Tribune. Conseil national de la refondation : « où sont les pauvres ? », demandent les associations de solidarité.
Monsieur le Président, nous répondrons une nouvelle fois présent à la prochaine plénière du Conseil national de la refondation (CNR) lundi 12 décembre. Mais cette « nouvelle méthode pour construire ensemble des solutions aux défis de notre pays » peut-elle continuer à faire l’impasse sur celui de la pauvreté, qui s’accroît inexorablement au fil des ans ? Le Conseil national de la refondation doit s’inscrire dans la continuité des grandes avancées sociales du Conseil national de la résistance, et donc fixer des objectifs ambitieux et clarifier « la méthode » envisagée pour lutter efficacement contre la précarité.
Après-guerre, le Conseil national de la résistance avait donné naissance au modèle social français que nombre de pays nous envient : une forte protection contre les risques de la vie (santé, chômage, logement), un droit à la retraite, de faibles inégalités de revenu. Toutefois, depuis 20 ans, la pauvreté ne diminue plus, la grande pauvreté progresse et les inégalités se creusent. Depuis 2015, le recul du chômage, censé réduire la pauvreté, s’est en réalité fait au prix d’une flexibilisation du droit du travail et d’une précarisation des emplois. Un million de travailleurs vit aujourd’hui en dessous du seuil de pauvreté.
Avec la hausse des prix, l’hiver qui vient va être un enfer pour les plus pauvres et modestes qui rencontrent d’importantes difficultés pour s’alimenter ou se chauffer convenablement et qui reportent des soins. Oui, il y a eu des aides pour amortir la crise. Mais il faut arrêter avec les « petits chèques » qui ne suffisent pas, nous en appelons à de vraies mesures structurelles pour celles et ceux qui vivent dans la misère ou risquent d’y basculer. Et les réformes structurelles engagées ou annoncées (assurance chômage, retraite) vont au contraire avoir des impacts dramatiques sur les personnes les plus fragiles.
« Les solutions sont connues de longue date : d’abord, les associations du collectif ALERTE demandent une revalorisation des revenus, et notamment des minima sociaux et des allocations logement pour faire face à l’inflation galopante sur les produits de première nécessité à commencer par les familles avec enfant car la pauvreté s’hérite trop souvent »

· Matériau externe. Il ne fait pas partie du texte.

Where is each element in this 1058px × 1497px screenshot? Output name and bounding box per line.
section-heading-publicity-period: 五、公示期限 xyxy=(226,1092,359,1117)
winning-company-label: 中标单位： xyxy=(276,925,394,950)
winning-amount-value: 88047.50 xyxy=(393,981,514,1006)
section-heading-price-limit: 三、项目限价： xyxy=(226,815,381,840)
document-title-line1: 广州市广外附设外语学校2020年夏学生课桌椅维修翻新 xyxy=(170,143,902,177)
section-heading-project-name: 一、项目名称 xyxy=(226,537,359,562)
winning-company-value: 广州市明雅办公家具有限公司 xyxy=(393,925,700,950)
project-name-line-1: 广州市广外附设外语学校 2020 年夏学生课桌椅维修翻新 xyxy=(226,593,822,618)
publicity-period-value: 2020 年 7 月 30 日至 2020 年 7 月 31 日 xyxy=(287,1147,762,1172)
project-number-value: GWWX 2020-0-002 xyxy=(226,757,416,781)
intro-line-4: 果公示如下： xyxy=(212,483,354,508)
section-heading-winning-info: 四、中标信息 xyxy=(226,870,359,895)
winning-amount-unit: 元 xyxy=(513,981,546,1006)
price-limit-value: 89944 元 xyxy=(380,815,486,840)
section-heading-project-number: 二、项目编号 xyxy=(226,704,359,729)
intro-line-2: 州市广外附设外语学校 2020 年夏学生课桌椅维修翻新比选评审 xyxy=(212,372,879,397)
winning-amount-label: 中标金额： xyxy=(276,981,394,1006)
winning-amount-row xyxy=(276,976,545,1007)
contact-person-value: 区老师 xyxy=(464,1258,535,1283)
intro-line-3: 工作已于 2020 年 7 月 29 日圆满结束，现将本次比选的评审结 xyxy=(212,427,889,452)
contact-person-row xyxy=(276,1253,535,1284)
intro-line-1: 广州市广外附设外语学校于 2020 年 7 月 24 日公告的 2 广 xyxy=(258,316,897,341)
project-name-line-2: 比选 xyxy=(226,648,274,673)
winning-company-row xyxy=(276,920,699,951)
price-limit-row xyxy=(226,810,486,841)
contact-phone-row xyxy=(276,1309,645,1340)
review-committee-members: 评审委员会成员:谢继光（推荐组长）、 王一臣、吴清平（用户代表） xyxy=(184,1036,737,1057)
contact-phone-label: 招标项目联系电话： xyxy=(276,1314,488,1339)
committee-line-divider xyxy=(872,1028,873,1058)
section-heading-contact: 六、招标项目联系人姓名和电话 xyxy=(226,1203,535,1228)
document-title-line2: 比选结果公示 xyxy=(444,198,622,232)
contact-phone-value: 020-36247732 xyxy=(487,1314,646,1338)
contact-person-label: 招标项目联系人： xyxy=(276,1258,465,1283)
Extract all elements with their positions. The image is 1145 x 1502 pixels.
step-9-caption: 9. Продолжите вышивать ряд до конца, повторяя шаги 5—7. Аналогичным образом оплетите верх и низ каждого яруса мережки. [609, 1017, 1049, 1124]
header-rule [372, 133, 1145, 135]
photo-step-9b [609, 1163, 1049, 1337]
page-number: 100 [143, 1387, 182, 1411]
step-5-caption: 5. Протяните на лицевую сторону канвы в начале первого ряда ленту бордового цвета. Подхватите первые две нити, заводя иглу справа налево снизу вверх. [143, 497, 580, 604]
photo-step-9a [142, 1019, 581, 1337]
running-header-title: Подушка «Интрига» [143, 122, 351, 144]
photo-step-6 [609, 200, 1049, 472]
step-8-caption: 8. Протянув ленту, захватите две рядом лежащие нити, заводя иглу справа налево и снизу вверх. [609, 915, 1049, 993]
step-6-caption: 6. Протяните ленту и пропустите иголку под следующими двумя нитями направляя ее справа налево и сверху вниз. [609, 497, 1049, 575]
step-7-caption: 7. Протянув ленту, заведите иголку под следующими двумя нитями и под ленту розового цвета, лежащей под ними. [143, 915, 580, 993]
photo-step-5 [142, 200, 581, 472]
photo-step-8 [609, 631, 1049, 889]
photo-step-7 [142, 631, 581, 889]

Si nous participons, d’une semaine sur l’autre, aux multiples concertations thématiques engagées depuis septembre, nous mettons aujourd’hui en garde sur une méthode où l’essentiel n’est pour le moment pas abordé, où aucun cadrage budgétaire n’est avancé et où les modes délibératifs choisis, sans proposition ni conclusion, peuvent être questionnés… Nous appelons à un changement de méthode qui permette à nos organisations de travailler avec les personnes concernées dans une temporalité raisonnable, et revendiquons que toute politique publique soit évaluée en amont à l’aune de l’impact sur les 10% les plus modestes.
Financer la construction de 150 000 logements sociaux par an
Le Pacte des solidarités annoncé par la Première ministre pourrait être l’occasion, si les moyens consacrés sont significatifs, de se doter d’un objectif ambitieux d’élimination de la pauvreté, selon votre engagement pris en 2018. Les nombreux travaux réalisés ces dernières années dans les instances consultatives (CESE, CNLE, CNCDH, …) doivent constituer la base de ce Pacte de solidarités. Les solutions sont connues de longue date : d’abord, les associations du collectif ALERTE demandent une revalorisation des revenus, et notamment des minima sociaux et des allocations logement pour faire face à l’inflation galopante sur les produits de première nécessité à commencer par les familles avec enfant car la pauvreté s’hérite trop souvent, sans oublier les personnes âgées et les personnes en situation de handicap. De plus, le sort fait à la jeunesse nécessite l’ouverture des droits sociaux dès 18 ans.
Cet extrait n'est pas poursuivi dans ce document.